Book If you don't belong to a book club, Darin Strauss's bitter and brilliant new novel is reason enough to start one. You can always disband afterward, and in any case your discussion of More Than It Hurts You may be so heated that you'll never talk to those people again. Strauss has packed this gripping story with the whole radio dial of divisive, hot-button issues, chief among them a form of child abuse labeled Munchausen Syndrome by Proxy (MSBP). Identified 30 years ago by a controversial British pediatrician named Roy Meadow, MSBP describes a monstrous set of mothers who rush their children to the hospital after injecting feces into their bloodstream, sickening them with tiny doses of poison or smothering them until they pass out. They perpetrate these and other covert acts of abuse on their own children to experience the vicarious thrill of solicitous medical attention. In the decades since he first raised the alarm about MSBP, Meadow has been censored for professional misconduct and questions have been raised about the prevalence and even the existence of this syndrome, but some doctors and social workers continue to consider it a viable explanation for mysterious, hard-to-diagnose illness when certain warning signs are present.

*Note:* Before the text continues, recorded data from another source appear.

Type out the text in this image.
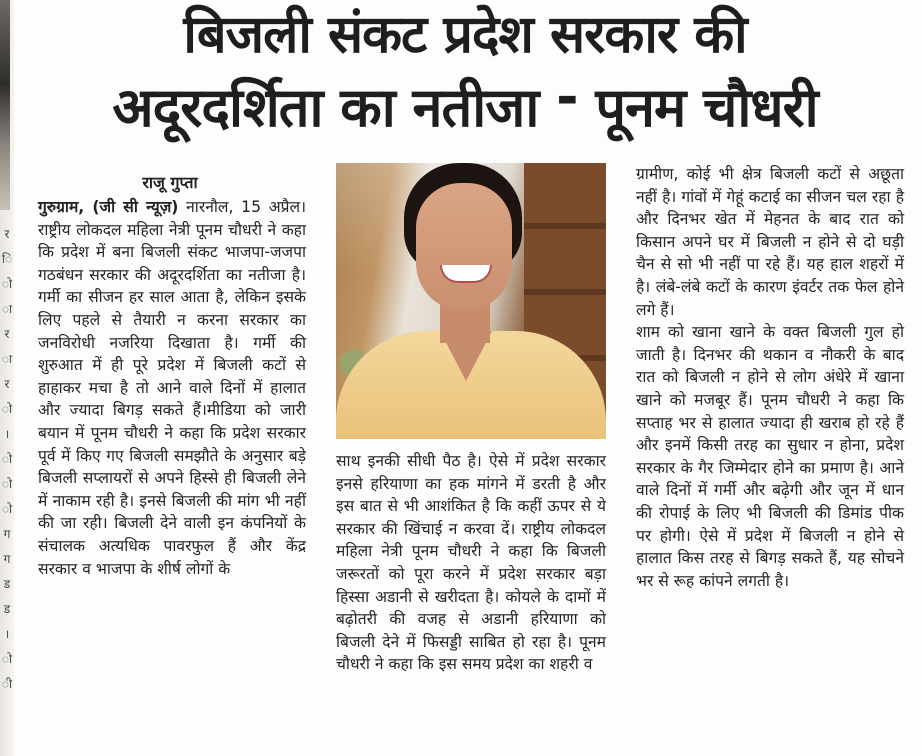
र
ि
ो
ा
र
ा
र
ो
।
ो
ो
ो
ग
ग
ड
ड
।
ो
ी
बिजली संकट प्रदेश सरकार की
अदूरदर्शिता का नतीजा ־ पूनम चौधरी
राजू गुप्ता

गुरुग्राम, (जी सी न्यूज़) नारनौल, 15 अप्रैल। राष्ट्रीय लोकदल महिला नेत्री पूनम चौधरी ने कहा कि प्रदेश में बना बिजली संकट भाजपा-जजपा गठबंधन सरकार की अदूरदर्शिता का नतीजा है। गर्मी का सीजन हर साल आता है, लेकिन इसके लिए पहले से तैयारी न करना सरकार का जनविरोधी नजरिया दिखाता है। गर्मी की शुरुआत में ही पूरे प्रदेश में बिजली कटों से हाहाकर मचा है तो आने वाले दिनों में हालात और ज्यादा बिगड़ सकते हैं।मीडिया को जारी बयान में पूनम चौधरी ने कहा कि प्रदेश सरकार पूर्व में किए गए बिजली समझौते के अनुसार बड़े बिजली सप्लायरों से अपने हिस्से ही बिजली लेने में नाकाम रही है। इनसे बिजली की मांग भी नहीं की जा रही। बिजली देने वाली इन कंपनियों के संचालक अत्यधिक पावरफुल हैं और केंद्र सरकार व भाजपा के शीर्ष लोगों के

साथ इनकी सीधी पैठ है। ऐसे में प्रदेश सरकार इनसे हरियाणा का हक मांगने में डरती है और इस बात से भी आशंकित है कि कहीं ऊपर से ये सरकार की खिंचाई न करवा दें। राष्ट्रीय लोकदल महिला नेत्री पूनम चौधरी ने कहा कि बिजली जरूरतों को पूरा करने में प्रदेश सरकार बड़ा हिस्सा अडानी से खरीदता है। कोयले के दामों में बढ़ोतरी की वजह से अडानी हरियाणा को बिजली देने में फिसड्डी साबित हो रहा है। पूनम चौधरी ने कहा कि इस समय प्रदेश का शहरी व

ग्रामीण, कोई भी क्षेत्र बिजली कटों से अछूता नहीं है। गांवों में गेहूं कटाई का सीजन चल रहा है और दिनभर खेत में मेहनत के बाद रात को किसान अपने घर में बिजली न होने से दो घड़ी चैन से सो भी नहीं पा रहे हैं। यह हाल शहरों में है। लंबे-लंबे कटों के कारण इंवर्टर तक फेल होने लगे हैं।

शाम को खाना खाने के वक्त बिजली गुल हो जाती है। दिनभर की थकान व नौकरी के बाद रात को बिजली न होने से लोग अंधेरे में खाना खाने को मजबूर हैं। पूनम चौधरी ने कहा कि सप्ताह भर से हालात ज्यादा ही खराब हो रहे हैं और इनमें किसी तरह का सुधार न होना, प्रदेश सरकार के गैर जिम्मेदार होने का प्रमाण है। आने वाले दिनों में गर्मी और बढ़ेगी और जून में धान की रोपाई के लिए भी बिजली की डिमांड पीक पर होगी। ऐसे में प्रदेश में बिजली न होने से हालात किस तरह से बिगड़ सकते हैं, यह सोचने भर से रूह कांपने लगती है।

Dori Goldin, the mother in More Than It Hurts You, presents a textbook case of all those warning signs, and what she and her husband, Josh, endure at the St. Joseph's Medical Center is a nightmare most loving parents don't even know is possible. The novel bursts into action with the words that "snapped Josh's life into before and after." He gets a message at work that his 8-month-old son has been rushed to the emergency room. When he arrives a few minutes later, he hears that Dori had noticed blood in the baby's vomit and taken him to the hospital. The staff had checked him over, assured her that he was fine and sent them home, but in the parking lot the baby lost consciousness and needed to have his heart restarted.

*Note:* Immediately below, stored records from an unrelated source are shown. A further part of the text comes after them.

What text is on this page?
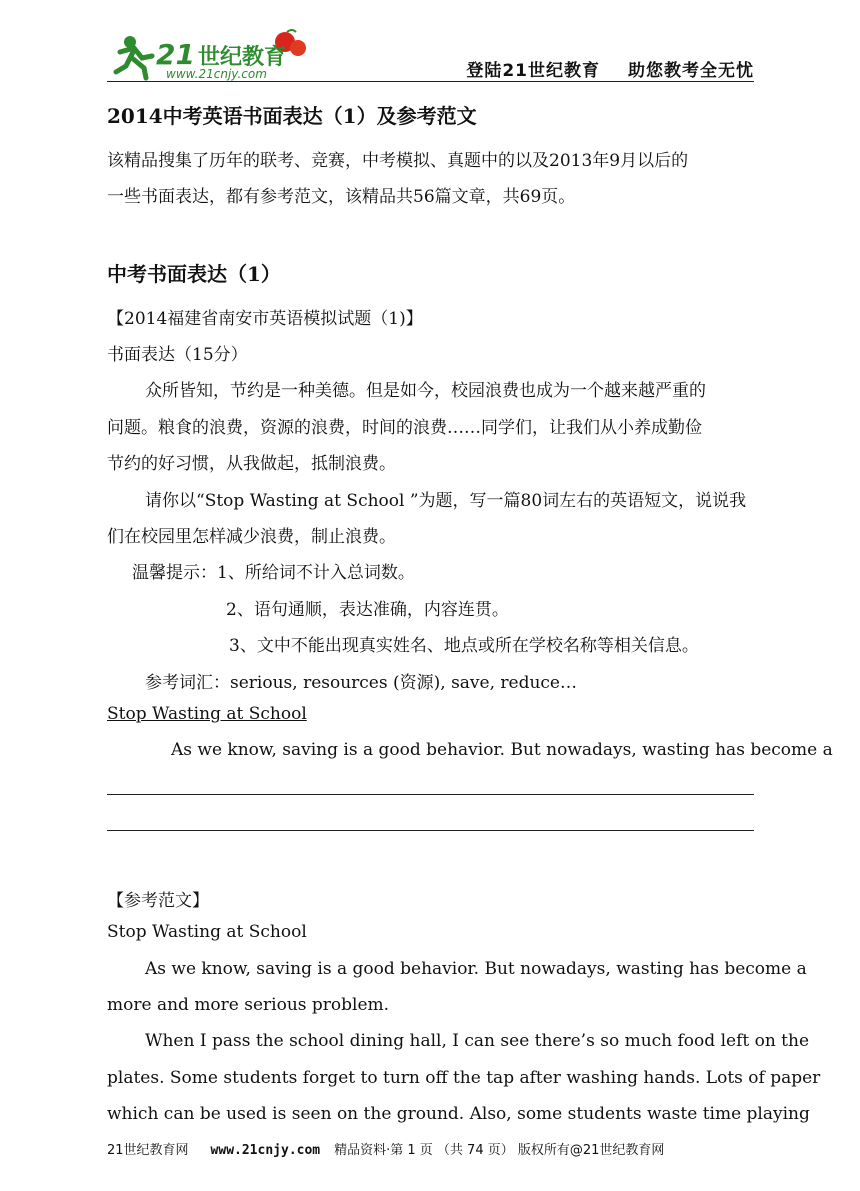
21 世纪教育
www.21cnjy.com	登陆21世纪教育 助您教考全无忧
2014中考英语书面表达（1）及参考范文
该精品搜集了历年的联考、竞赛，中考模拟、真题中的以及2013年9月以后的
一些书面表达，都有参考范文，该精品共56篇文章，共69页。
中考书面表达（1）
【2014福建省南安市英语模拟试题（1)】
书面表达（15分）
众所皆知，节约是一种美德。但是如今，校园浪费也成为一个越来越严重的
问题。粮食的浪费，资源的浪费，时间的浪费……同学们，让我们从小养成勤俭
节约的好习惯，从我做起，抵制浪费。
请你以“Stop Wasting at School ”为题，写一篇80词左右的英语短文，说说我
们在校园里怎样减少浪费，制止浪费。
温馨提示：1、所给词不计入总词数。
2、语句通顺，表达准确，内容连贯。
3、文中不能出现真实姓名、地点或所在学校名称等相关信息。
参考词汇：serious, resources (资源), save, reduce…
Stop Wasting at School
As we know, saving is a good behavior. But nowadays, wasting has become a
【参考范文】
Stop Wasting at School
As we know, saving is a good behavior. But nowadays, wasting has become a
more and more serious problem.
When I pass the school dining hall, I can see there’s so much food left on the
plates. Some students forget to turn off the tap after washing hands. Lots of paper
which can be used is seen on the ground. Also, some students waste time playing
21世纪教育网 www.21cnjy.com 精品资料·第 1 页 （共 74 页） 版权所有@21世纪教育网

The edges of this chronology are fuzzy and the doctors seem a little confused, but Dori remains amazingly calm. As a phlebotomist, a nurse trained in handling blood, "Dori spoke fluent hospital." She challenges the doctors' treatment of her son, objects to what she claims are unnecessary tests and finally stages a confrontation with the staff that requires the police to intervene. All this makes for a tremendously exciting story, eerily similar to the recent case of the Georgetown parents who took one of their 8-month-old twins to Children's Hospital only to endure accusations of child abuse and to temporarily lose custody of both twins. But Strauss has something more ambitious in mind than merely beating Jodi Picoult to the next ripped-from-the-headlines controversy. The case of this baby's mysterious and recurring illness serves as the starting point from which to examine the health of American culture, which to Strauss looks alarmingly ill.

More here.

Posted by Azra Raza at 07:24 AM | Permalink

Comments

Emergency room physicians and nurses enounter this appalling condition with some frequency. Some times they find it hard to seek the assistance of the proper authorities for a variety of reasons.

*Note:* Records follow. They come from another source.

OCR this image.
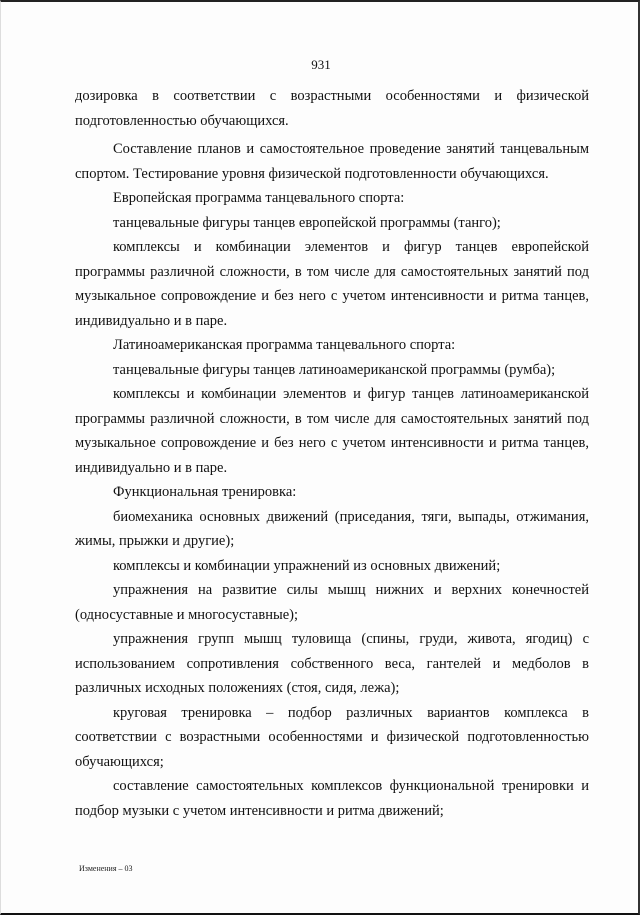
931

дозировка в соответствии с возрастными особенностями и физической подготовленностью обучающихся.

Составление планов и самостоятельное проведение занятий танцевальным спортом. Тестирование уровня физической подготовленности обучающихся.

Европейская программа танцевального спорта:

танцевальные фигуры танцев европейской программы (танго);

комплексы и комбинации элементов и фигур танцев европейской программы различной сложности, в том числе для самостоятельных занятий под музыкальное сопровождение и без него с учетом интенсивности и ритма танцев, индивидуально и в паре.

Латиноамериканская программа танцевального спорта:

танцевальные фигуры танцев латиноамериканской программы (румба);

комплексы и комбинации элементов и фигур танцев латиноамериканской программы различной сложности, в том числе для самостоятельных занятий под музыкальное сопровождение и без него с учетом интенсивности и ритма танцев, индивидуально и в паре.

Функциональная тренировка:

биомеханика основных движений (приседания, тяги, выпады, отжимания, жимы, прыжки и другие);

комплексы и комбинации упражнений из основных движений;

упражнения на развитие силы мышц нижних и верхних конечностей (односуставные и многосуставные);

упражнения групп мышц туловища (спины, груди, живота, ягодиц) с использованием сопротивления собственного веса, гантелей и медболов в различных исходных положениях (стоя, сидя, лежа);

круговая тренировка – подбор различных вариантов комплекса в соответствии с возрастными особенностями и физической подготовленностью обучающихся;

составление самостоятельных комплексов функциональной тренировки и подбор музыки с учетом интенсивности и ритма движений;

Изменения – 03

Bu if you desire moe information, visit:

http://www.nlm.nih.gov/medlineplus/ency/article/001555.htm

Posted by: Felix E F Larocca MD | Jun 27, 2008 9:09:33 AM

You're still alive? YOU DIDN'T WIN. haha

Posted by: Tammi Yeargain | Apr 5, 2009 1:27:04 PM

Tammi, I have a lawsuit against this doctor, do you have any information that can help me? My e mail is dannybulos@hotmail.com.
I would appreciate your help very much.

Posted by: Daniel Bulos | Jun 15, 2009 5:19:52 PM

Tammi, I have a lawsuit against this doctor, do you have any information that can help me? My e mail is dannybulos@hotmail.com.
I would appreciate your help very much.

Posted by: Daniel Bulos | Jun 15, 2009 5:22:32 PM

897 S.W.2d 37Felix E.F. LAROCCA, M.D., Plaintiff-Appellant,v.STATE BOARD OF REGISTRATION FOR the HEALING ARTS,Defendant-Respondent.No. 65897.Missouri Court of Appeals,Eastern District,Division Four.Feb. 21, 1995.Motion for Rehearing and/or Transfer toSupreme Court Denied April 12, 1995.Application to Transfer DeniedMay 30, 1995.